CenterPoint Energy recently announced that it will charge its local gas customers an additional $350 due to the polar vortex that struck everywhere from Minnesota to Texas. That’s over a week’s pay for a minimum wage worker, and another reason state regulators should be looking to help us wean off of this volatile fuel.
Aside from costly price spikes, gas use presents several safety and health risks. Residents of the Twin Cities likely recall news of the gas explosion that destroyed a building on the campus of Minnehaha Academy, or the 50-foot torch ignited by a gas main break near a south Minneapolis Cub Foods. Gas safety risks extend into each of our homes. Poorly maintained furnaces or water heaters can produce deadly carbon monoxide. Even a meal cooked on a well tuned gas stove can create a literal “supper smog,” with nitrogen dioxide levels exceeding EPA guidance for the outdoors, if prepared without adequate ventilation. On top of the localized risks, leaks during extraction and transport of methane — the primary ingredient in fossil gas — have a climate change impact 80 times greater than carbon dioxide.

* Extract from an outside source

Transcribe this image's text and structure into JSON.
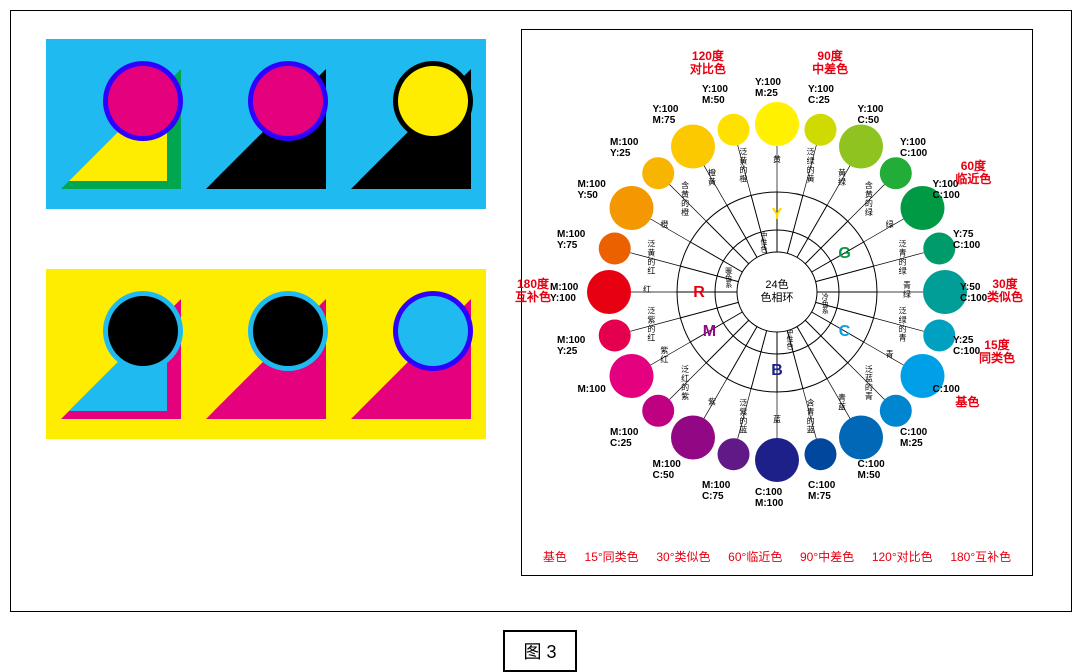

Minnesotans need the government to step in, because we aren’t allowed to shop around for a better deal. Like their electric counterparts, Minnesota gas utilities have a government-granted shield from competition. The state’s Public Utilities Commission, known as the PUC, has five members appointed by the governor, including an open seat right now. The PUC is supposed to ensure that these private companies — lacking the discipline of market competition — act in the public interest. Since you and I are captive customers of the gas company, the state has the power and responsibility to ensure that CenterPoint Energy does what’s best for us.
There are plenty of things legislators and the PUC could do to protect us from the market volatility and the health and safety risks of using gas.
For one, the state could require the utility’s shareholders to share the risk of polar vortexes with its captive customers. Eight states — including Missouri, Vermont and Oregon — require their utilities to ease the burden on captive customers when gas prices spike. These risk-sharing agreements help lower customers’ bills during climate change-induced shocks, while also providing incentives for good behavior. A gas company (or an electric utility) with some skin in the game is more likely to hedge its fuel costs to avoid unexpected spikes.
The state could also require utilities to protect customers from high energy bills by substantially increasing requirements for weatherizing homes. There are thousands of homes in Minneapolis and other cities that are so old they lack even basic wall insulation. But the state has a modest energy savings goal of only 1.5% per year. Despite the goal, overall gas use is rising, due to population growth and other factors. In a promising move, CenterPoint Energy in 2014 publicly committed to helping Minneapolis reach ambitious energy affordability goals, including widespread home retrofits by 2025, which are far beyond its state conservation mandate. On the current timeline, however, CenterPoint won’t even hit the goal by 2050.
CenterPoint Energy could accelerate efficiency adoption by simplifying energy financing and making it more inclusive. Right now, approximately half the state’s residents pay into utility efficiency programs but can’t benefit from them, because they still have to provide money — for insulation or Energy Star furnaces — out of pocket. In a proposal currently before the PUC, the utility would pay for energy efficiency improvements to people’s homes up front, recouping the investment back via the utility bill. Programs like this have been shown to dramatically increase efficiency and lower energy bills across the country. A recent study by the University of Minnesota showed significant promise for Minnesota residents from these “inclusive energy financing” programs.
The state also has an opportunity to prepare for a safer and more affordable future by allowing cities to adopt what is called a “stretch” code, with more ambitious energy savings for new buildings. These stretch codes, used in several other states, could include provisions for all-electric buildings. Without the cost of connection to the gas network, the health risk of carbon monoxide or gas combustion ranges, the safety risk of fires or explosions, or volatile fuel prices, Minnesotans would have safer, more comfortable and more affordable homes.
The recent polar vortex event makes it twice in seven years that Minnesota heating bills have spiked due to climate change and an over-reliance on fossil gas. As Minnesotans, we can’t choose our gas company, but our legislators and state regulators can tighten their oversight of these monopoly companies to protect us and make moves to wean us off this risky fuel. We need to tell them that gas is energy we can’t afford.